The NRA has a say even in your health care

The NRA has a say even in your health care

WBEZ brings you fact-based news and information. Sign up for our newsletters to stay up to date on the stories that matter.
AP file
Did you think the National Rifle Association had reached its nadir when it suggested that, no matter the costs, we should put an armed guard in every school in the nation? Did you think it was a bit much that the group thought to inject itself in education policy by providing a whole gun training regimen for schools?


Here’s another NRA policy that’s right there with that flash of genius, that’s far more intrusive, and one with which the group has had some success: The Firearm Owners Privacy Act — already passed in 2011 in Florida, the nation’s loony bin — would seek to ban physicians from asking patients about gun ownership and possession.

The act basically says that doctors can ask about smoking, drinking, drugs, physical abuse, caloric intake and any other health risk factor they can come up with, but not about firearm possession. Never mind that study after study shows that even law-abiding gun owners have a higher risk of death by gunshot if they keep their weapons at home.

The idea behind it is so impractical that even the version signed by Florida Gov. Rick Scott comes with exemptions for EMTs and other emergency personnel.

And want to know what’s even scarier? There’s a section in the Affordable Care Act, AKA Obamacare, that mirrors the Firearm Owners Act. The ACA provision doesn’t out-and-out prohibit doctors from asking about guns — a useful question when dealing with minors, or potentially homicidal or suicidal patients — but it discourages them from doing so. The provision, under the ACA’s Title X, even goes so far as to forbid doctors from collecting any data that concerns gun ownership.

A judge issued a permanent injunction against Florida’s bill last July, saying, among other things, that the law was so vague it violated doctor’s First Amendment rights to free speech.

But the Obamacare provision — which was written with the NRA’s blessing — stands. In other words, even when the NRA loses a state statute in the courts, it has something to build on down the road based on federal law.
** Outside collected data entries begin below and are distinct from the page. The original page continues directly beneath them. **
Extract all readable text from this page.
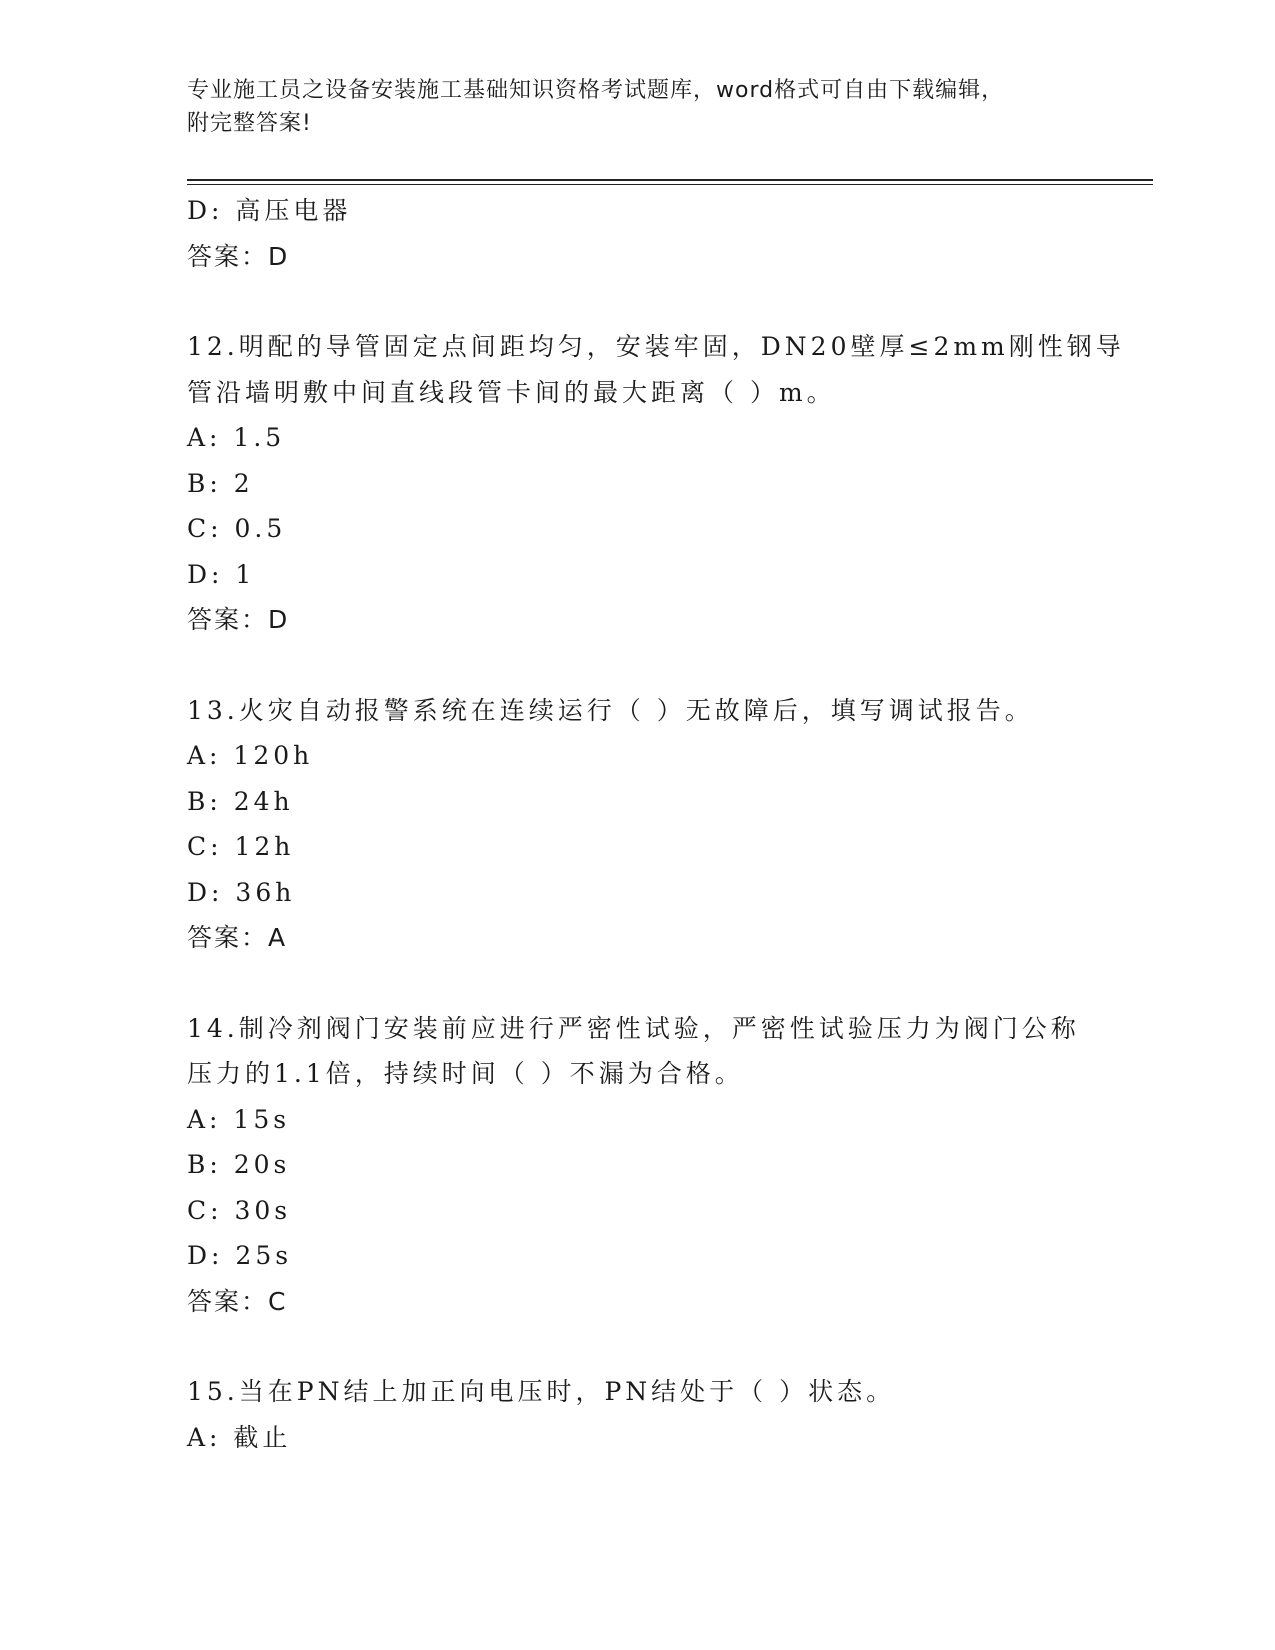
专业施工员之设备安装施工基础知识资格考试题库，word格式可自由下载编辑，
附完整答案!
D: 高压电器
答案：D
12.明配的导管固定点间距均匀，安装牢固，DN20壁厚≤2mm刚性钢导
管沿墙明敷中间直线段管卡间的最大距离（ ）m。
A: 1.5
B: 2
C: 0.5
D: 1
答案：D
13.火灾自动报警系统在连续运行（ ）无故障后，填写调试报告。
A: 120h
B: 24h
C: 12h
D: 36h
答案：A
14.制冷剂阀门安装前应进行严密性试验，严密性试验压力为阀门公称
压力的1.1倍，持续时间（ ）不漏为合格。
A: 15s
B: 20s
C: 30s
D: 25s
答案：C
15.当在PN结上加正向电压时，PN结处于（ ）状态。
A: 截止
That’s why six other states — Alabama, Minnesota (c’mon!), North Carolina, Oklahoma, Tennessee and West Virginia — have tried to pass their own versions of the Firearm Owners Privacy Act.

Supporters of Firearm Owners Privacy Act argue that the law basically allows doctors to drop patients who are gun owners — as if doctors had a particular prejudice rather than a concern about the health consequences of gun ownership.

“What is curious about this law — and what makes it different from so many other laws involving practitioners’ speech — is that it aims to restrict a practitioner’s ability to provide truthful, non-misleading information to a patient, whether relevant or not at the time of the consult with the patient,” wrote U.S. District Judge Marcia Cooke in her ruling on the Florida version.

In other words, Judge Cooke put a stop to a law that would have kept physicians from asking questions about guns and how it might impact the health — perhaps even life — of their patients.

But the NRA would like doctors to let that info be.

And by working with the NRA on the ACA to keep gun nuts from upending the entire law, the White House has provided the very platform for this nasty bit of murderous legalese to keep popping up, like varmints in a midway shooting game.